With its choice of subject matter, a cast including Robbie Coltrane and Julie Walters and a script by Jack Thorne (author of the all-conquering Harry Potter and the Cursed Child), the series is clearly intended as an Important Piece of Television. Yet, partly for that reason, it’s so far proving a rather careful one. Nobody who watched the first episode could accuse it of sensationalism. They might, however, wonder if it occasionally crossed the line dividing the confidently slow-paced from the slightly plodding.
Coltrane plays Paul Finchley, once part of a much-loved double act, these days hosting an afternoon quiz on Channel 4. We first saw Paul backstage at a showbiz event where he was old-school enough to smoke a fag before presenting a Lifetime Achievement Award to his former partner. (Incidentally, the party scene afterwards confirmed that Frank Skinner, while definitely a brilliant comedian, can’t even act well enough to play himself convincingly.)

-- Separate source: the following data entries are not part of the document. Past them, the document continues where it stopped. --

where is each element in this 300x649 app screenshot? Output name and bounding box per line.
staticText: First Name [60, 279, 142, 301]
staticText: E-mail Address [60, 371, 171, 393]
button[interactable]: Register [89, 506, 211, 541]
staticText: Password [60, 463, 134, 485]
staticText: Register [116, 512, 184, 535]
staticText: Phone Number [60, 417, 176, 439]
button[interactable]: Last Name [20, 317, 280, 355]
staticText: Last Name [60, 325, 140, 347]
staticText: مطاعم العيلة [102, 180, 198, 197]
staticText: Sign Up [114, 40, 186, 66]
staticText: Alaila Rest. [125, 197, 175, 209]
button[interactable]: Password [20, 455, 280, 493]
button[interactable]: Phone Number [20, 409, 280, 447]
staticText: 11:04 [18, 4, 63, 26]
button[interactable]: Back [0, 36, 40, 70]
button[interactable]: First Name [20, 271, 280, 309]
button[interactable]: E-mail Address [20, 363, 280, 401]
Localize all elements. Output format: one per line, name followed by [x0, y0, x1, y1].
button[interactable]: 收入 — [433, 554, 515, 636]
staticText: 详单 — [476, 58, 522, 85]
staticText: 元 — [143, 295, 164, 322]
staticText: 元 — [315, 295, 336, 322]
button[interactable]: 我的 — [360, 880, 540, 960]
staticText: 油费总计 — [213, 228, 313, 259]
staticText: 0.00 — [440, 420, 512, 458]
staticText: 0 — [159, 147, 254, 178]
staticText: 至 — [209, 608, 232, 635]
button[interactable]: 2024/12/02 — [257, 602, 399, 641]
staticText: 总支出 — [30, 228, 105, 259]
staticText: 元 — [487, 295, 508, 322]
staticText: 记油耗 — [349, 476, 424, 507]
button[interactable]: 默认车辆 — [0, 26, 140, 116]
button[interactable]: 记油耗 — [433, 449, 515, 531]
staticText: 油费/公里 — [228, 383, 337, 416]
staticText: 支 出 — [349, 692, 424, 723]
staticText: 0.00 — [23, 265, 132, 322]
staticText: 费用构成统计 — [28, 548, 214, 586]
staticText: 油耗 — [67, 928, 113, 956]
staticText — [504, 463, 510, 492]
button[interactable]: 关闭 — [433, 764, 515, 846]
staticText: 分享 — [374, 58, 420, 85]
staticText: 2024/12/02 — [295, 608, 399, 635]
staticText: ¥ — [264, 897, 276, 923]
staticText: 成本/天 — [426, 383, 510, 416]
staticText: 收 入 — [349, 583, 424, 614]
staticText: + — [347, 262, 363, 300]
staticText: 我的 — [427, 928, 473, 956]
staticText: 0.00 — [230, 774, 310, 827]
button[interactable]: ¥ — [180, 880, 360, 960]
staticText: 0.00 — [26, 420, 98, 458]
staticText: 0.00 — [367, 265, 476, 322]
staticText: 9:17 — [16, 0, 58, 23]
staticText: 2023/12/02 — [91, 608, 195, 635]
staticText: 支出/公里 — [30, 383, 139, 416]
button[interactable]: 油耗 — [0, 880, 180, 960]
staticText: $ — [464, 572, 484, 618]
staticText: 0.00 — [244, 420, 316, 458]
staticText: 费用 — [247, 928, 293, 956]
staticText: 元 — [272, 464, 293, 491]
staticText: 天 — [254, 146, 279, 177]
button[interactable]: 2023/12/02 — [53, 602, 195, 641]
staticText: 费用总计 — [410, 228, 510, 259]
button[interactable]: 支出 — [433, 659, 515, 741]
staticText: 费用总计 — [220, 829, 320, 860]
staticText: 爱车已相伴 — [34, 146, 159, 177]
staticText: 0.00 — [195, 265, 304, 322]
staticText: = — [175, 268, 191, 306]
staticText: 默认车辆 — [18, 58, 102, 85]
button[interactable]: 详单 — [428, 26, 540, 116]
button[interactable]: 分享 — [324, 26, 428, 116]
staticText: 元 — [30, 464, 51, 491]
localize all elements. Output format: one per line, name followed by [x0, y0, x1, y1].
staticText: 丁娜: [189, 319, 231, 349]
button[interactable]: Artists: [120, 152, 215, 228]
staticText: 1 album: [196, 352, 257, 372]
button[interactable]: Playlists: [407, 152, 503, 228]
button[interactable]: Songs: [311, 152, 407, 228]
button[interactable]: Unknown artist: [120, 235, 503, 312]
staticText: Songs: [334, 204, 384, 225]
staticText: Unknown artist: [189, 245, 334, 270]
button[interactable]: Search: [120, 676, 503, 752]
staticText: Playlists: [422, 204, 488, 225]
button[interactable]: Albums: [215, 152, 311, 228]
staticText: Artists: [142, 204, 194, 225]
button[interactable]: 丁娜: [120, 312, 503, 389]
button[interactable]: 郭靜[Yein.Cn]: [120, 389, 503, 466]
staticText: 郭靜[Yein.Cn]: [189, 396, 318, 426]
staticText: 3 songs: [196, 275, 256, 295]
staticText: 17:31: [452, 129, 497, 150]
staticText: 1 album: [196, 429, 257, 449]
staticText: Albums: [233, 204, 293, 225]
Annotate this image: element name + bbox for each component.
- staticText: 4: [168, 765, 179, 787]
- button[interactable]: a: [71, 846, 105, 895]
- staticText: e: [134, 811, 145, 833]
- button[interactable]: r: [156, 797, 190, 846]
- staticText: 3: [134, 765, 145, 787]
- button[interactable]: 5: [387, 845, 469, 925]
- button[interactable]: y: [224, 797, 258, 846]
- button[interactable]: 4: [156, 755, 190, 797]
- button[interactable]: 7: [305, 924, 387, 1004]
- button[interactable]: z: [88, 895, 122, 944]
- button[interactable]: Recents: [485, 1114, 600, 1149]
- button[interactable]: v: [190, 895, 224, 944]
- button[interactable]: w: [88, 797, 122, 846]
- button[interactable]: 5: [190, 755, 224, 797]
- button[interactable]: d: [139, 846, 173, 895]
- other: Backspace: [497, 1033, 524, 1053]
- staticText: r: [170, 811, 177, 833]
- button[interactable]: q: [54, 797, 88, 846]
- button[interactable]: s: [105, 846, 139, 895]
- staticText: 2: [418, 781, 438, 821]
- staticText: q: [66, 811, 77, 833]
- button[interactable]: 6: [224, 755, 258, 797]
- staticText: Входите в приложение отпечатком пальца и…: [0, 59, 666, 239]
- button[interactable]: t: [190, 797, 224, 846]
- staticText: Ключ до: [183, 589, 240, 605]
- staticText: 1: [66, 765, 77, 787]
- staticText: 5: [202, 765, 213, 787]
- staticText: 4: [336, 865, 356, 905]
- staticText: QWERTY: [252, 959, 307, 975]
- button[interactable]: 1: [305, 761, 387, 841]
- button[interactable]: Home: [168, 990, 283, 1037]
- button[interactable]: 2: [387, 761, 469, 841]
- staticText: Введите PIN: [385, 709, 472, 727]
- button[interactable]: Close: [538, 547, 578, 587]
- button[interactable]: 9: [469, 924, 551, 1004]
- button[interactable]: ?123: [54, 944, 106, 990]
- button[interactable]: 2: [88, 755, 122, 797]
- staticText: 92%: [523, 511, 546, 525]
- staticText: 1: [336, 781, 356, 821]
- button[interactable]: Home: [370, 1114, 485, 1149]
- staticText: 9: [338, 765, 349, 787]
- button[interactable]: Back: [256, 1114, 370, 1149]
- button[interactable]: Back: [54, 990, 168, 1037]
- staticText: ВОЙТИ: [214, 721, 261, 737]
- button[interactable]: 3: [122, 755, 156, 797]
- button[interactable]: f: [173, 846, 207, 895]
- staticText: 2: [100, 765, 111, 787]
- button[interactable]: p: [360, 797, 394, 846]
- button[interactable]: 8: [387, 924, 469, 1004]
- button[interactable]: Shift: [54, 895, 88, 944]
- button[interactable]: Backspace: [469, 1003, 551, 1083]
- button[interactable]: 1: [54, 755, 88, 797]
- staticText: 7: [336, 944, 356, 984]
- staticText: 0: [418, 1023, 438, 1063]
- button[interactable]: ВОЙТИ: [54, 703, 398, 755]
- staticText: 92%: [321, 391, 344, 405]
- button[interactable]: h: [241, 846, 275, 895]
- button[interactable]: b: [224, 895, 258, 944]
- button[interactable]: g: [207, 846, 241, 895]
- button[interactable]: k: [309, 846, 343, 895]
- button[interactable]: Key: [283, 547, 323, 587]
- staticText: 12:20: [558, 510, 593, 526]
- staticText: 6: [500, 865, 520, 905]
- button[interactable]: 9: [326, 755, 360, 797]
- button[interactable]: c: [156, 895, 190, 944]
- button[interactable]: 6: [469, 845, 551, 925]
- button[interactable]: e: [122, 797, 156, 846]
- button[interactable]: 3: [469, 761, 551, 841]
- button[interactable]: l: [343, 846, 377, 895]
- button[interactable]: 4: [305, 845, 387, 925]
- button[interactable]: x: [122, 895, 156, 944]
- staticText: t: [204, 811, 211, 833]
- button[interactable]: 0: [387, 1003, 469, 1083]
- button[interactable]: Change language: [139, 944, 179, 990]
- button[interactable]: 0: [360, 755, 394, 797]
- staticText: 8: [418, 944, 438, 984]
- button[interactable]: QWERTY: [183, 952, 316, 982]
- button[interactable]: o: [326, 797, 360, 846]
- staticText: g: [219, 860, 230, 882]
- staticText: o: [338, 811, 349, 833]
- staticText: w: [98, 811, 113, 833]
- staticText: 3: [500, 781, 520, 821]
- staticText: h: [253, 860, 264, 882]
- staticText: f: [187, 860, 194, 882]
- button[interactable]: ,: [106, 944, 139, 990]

Back home, Paul’s anxiety about being past his sell-by date caused him to ask his wife Marie (Walters), ‘At what point do comics stop being funny and start being sweet?’ But, as it turned out, his immediate fate was far worse than that. The following morning, after he’d spent an apparently routine night watching porn and was having breakfast with his grandchildren, the police arrived to explain that he’d been accused of a rape from 1993. Down at the station, the investigating officer interrogated him in some detail about his sex life — having first assured him what a huge fan she was.